# Farm Dogs



## Vol (Jul 5, 2009)

Farm dogs.....great friends.

Regards, Mike

http://www.agricultu...ogs_275-sl29489


----------



## rjmoses (Apr 4, 2010)

Coincidentally, I just read the Ten Commandments for dogs:

Sit, Stay, Heel, Down, Speak, Fetch, Come, Shake, Wait, Rollover.

Ralph


----------



## enos (Dec 6, 2009)

One hint, don't name them till they make it through a haying season. Hence we have Yellow dog and Black dog.


----------



## R Ball (Feb 26, 2013)

Picking up a australian shepard Tuesday from Nebraska. He's a started 2 year old. Hope he can help with the cattle.

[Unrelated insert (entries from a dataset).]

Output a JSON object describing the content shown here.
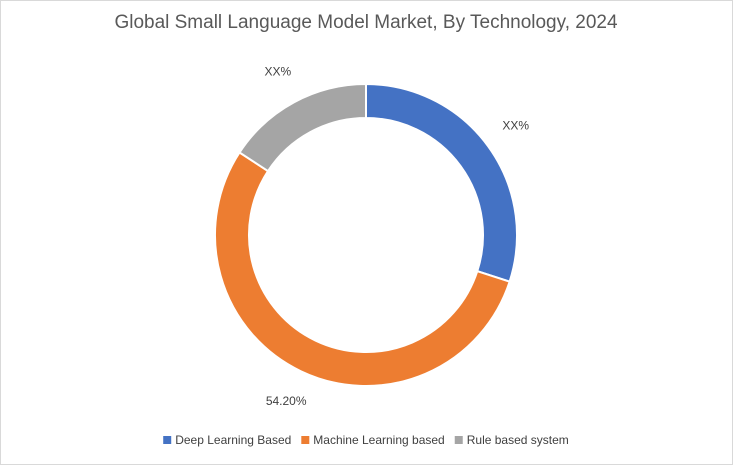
{
  "chart_data": {
    "type": "donut",
    "title": "Global Small Language Model Market, By Technology, 2024",
    "categories": [
      "Deep Learning Based",
      "Machine Learning based",
      "Rule based system"
    ],
    "values": [
      30,
      54.2,
      15.8
    ],
    "value_labels": [
      "XX%",
      "54.20%",
      "XX%"
    ],
    "colors": [
      "#4472c4",
      "#ed7d31",
      "#a5a5a5"
    ],
    "legend": "bottom"
  }
}
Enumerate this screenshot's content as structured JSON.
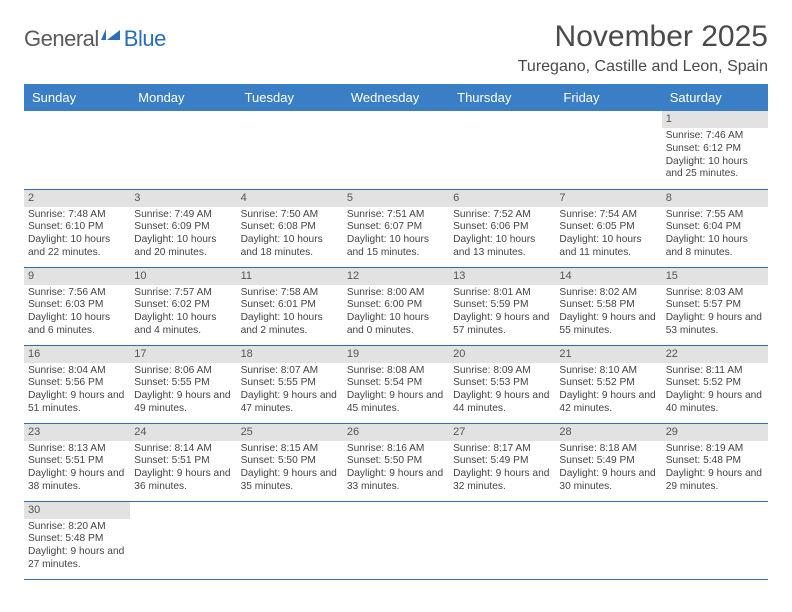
{
  "logo": {
    "part1": "General",
    "part2": "Blue"
  },
  "title": "November 2025",
  "location": "Turegano, Castille and Leon, Spain",
  "dayHeaders": [
    "Sunday",
    "Monday",
    "Tuesday",
    "Wednesday",
    "Thursday",
    "Friday",
    "Saturday"
  ],
  "colors": {
    "headerBg": "#3a7fc5",
    "accent": "#2a6db8",
    "dayBarBg": "#e2e2e2"
  },
  "weeks": [
    [
      null,
      null,
      null,
      null,
      null,
      null,
      {
        "n": "1",
        "sunrise": "7:46 AM",
        "sunset": "6:12 PM",
        "daylight": "10 hours and 25 minutes."
      }
    ],
    [
      {
        "n": "2",
        "sunrise": "7:48 AM",
        "sunset": "6:10 PM",
        "daylight": "10 hours and 22 minutes."
      },
      {
        "n": "3",
        "sunrise": "7:49 AM",
        "sunset": "6:09 PM",
        "daylight": "10 hours and 20 minutes."
      },
      {
        "n": "4",
        "sunrise": "7:50 AM",
        "sunset": "6:08 PM",
        "daylight": "10 hours and 18 minutes."
      },
      {
        "n": "5",
        "sunrise": "7:51 AM",
        "sunset": "6:07 PM",
        "daylight": "10 hours and 15 minutes."
      },
      {
        "n": "6",
        "sunrise": "7:52 AM",
        "sunset": "6:06 PM",
        "daylight": "10 hours and 13 minutes."
      },
      {
        "n": "7",
        "sunrise": "7:54 AM",
        "sunset": "6:05 PM",
        "daylight": "10 hours and 11 minutes."
      },
      {
        "n": "8",
        "sunrise": "7:55 AM",
        "sunset": "6:04 PM",
        "daylight": "10 hours and 8 minutes."
      }
    ],
    [
      {
        "n": "9",
        "sunrise": "7:56 AM",
        "sunset": "6:03 PM",
        "daylight": "10 hours and 6 minutes."
      },
      {
        "n": "10",
        "sunrise": "7:57 AM",
        "sunset": "6:02 PM",
        "daylight": "10 hours and 4 minutes."
      },
      {
        "n": "11",
        "sunrise": "7:58 AM",
        "sunset": "6:01 PM",
        "daylight": "10 hours and 2 minutes."
      },
      {
        "n": "12",
        "sunrise": "8:00 AM",
        "sunset": "6:00 PM",
        "daylight": "10 hours and 0 minutes."
      },
      {
        "n": "13",
        "sunrise": "8:01 AM",
        "sunset": "5:59 PM",
        "daylight": "9 hours and 57 minutes."
      },
      {
        "n": "14",
        "sunrise": "8:02 AM",
        "sunset": "5:58 PM",
        "daylight": "9 hours and 55 minutes."
      },
      {
        "n": "15",
        "sunrise": "8:03 AM",
        "sunset": "5:57 PM",
        "daylight": "9 hours and 53 minutes."
      }
    ],
    [
      {
        "n": "16",
        "sunrise": "8:04 AM",
        "sunset": "5:56 PM",
        "daylight": "9 hours and 51 minutes."
      },
      {
        "n": "17",
        "sunrise": "8:06 AM",
        "sunset": "5:55 PM",
        "daylight": "9 hours and 49 minutes."
      },
      {
        "n": "18",
        "sunrise": "8:07 AM",
        "sunset": "5:55 PM",
        "daylight": "9 hours and 47 minutes."
      },
      {
        "n": "19",
        "sunrise": "8:08 AM",
        "sunset": "5:54 PM",
        "daylight": "9 hours and 45 minutes."
      },
      {
        "n": "20",
        "sunrise": "8:09 AM",
        "sunset": "5:53 PM",
        "daylight": "9 hours and 44 minutes."
      },
      {
        "n": "21",
        "sunrise": "8:10 AM",
        "sunset": "5:52 PM",
        "daylight": "9 hours and 42 minutes."
      },
      {
        "n": "22",
        "sunrise": "8:11 AM",
        "sunset": "5:52 PM",
        "daylight": "9 hours and 40 minutes."
      }
    ],
    [
      {
        "n": "23",
        "sunrise": "8:13 AM",
        "sunset": "5:51 PM",
        "daylight": "9 hours and 38 minutes."
      },
      {
        "n": "24",
        "sunrise": "8:14 AM",
        "sunset": "5:51 PM",
        "daylight": "9 hours and 36 minutes."
      },
      {
        "n": "25",
        "sunrise": "8:15 AM",
        "sunset": "5:50 PM",
        "daylight": "9 hours and 35 minutes."
      },
      {
        "n": "26",
        "sunrise": "8:16 AM",
        "sunset": "5:50 PM",
        "daylight": "9 hours and 33 minutes."
      },
      {
        "n": "27",
        "sunrise": "8:17 AM",
        "sunset": "5:49 PM",
        "daylight": "9 hours and 32 minutes."
      },
      {
        "n": "28",
        "sunrise": "8:18 AM",
        "sunset": "5:49 PM",
        "daylight": "9 hours and 30 minutes."
      },
      {
        "n": "29",
        "sunrise": "8:19 AM",
        "sunset": "5:48 PM",
        "daylight": "9 hours and 29 minutes."
      }
    ],
    [
      {
        "n": "30",
        "sunrise": "8:20 AM",
        "sunset": "5:48 PM",
        "daylight": "9 hours and 27 minutes."
      },
      null,
      null,
      null,
      null,
      null,
      null
    ]
  ],
  "labels": {
    "sunrise": "Sunrise:",
    "sunset": "Sunset:",
    "daylight": "Daylight:"
  }
}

Nothing like a good dog.


----------



## cwright (Oct 19, 2011)

My granddad always had a good farm dog around the place and they always had some unusual trait. 
There was a campground about a half mile away and in the summer it was alway full.
Went to visit one summer day and first thing I noticed was all types and colors of tennis shoes stuck on the fence pickets in front of the house.
I asked him when he started wearing tennis shoes and why did he have four dozen pairs.
"The dog brought them to me" he said.
I had a good laught about it then he told me to go around the back and check out his bathing suits.
So around I went and saw at least 50 sets of two peice womens bathing suits pinned to the fence.
I asked him why there wernt any one peice suits.
Pap told me "The dog dont like those he only likes the two peice suits."


----------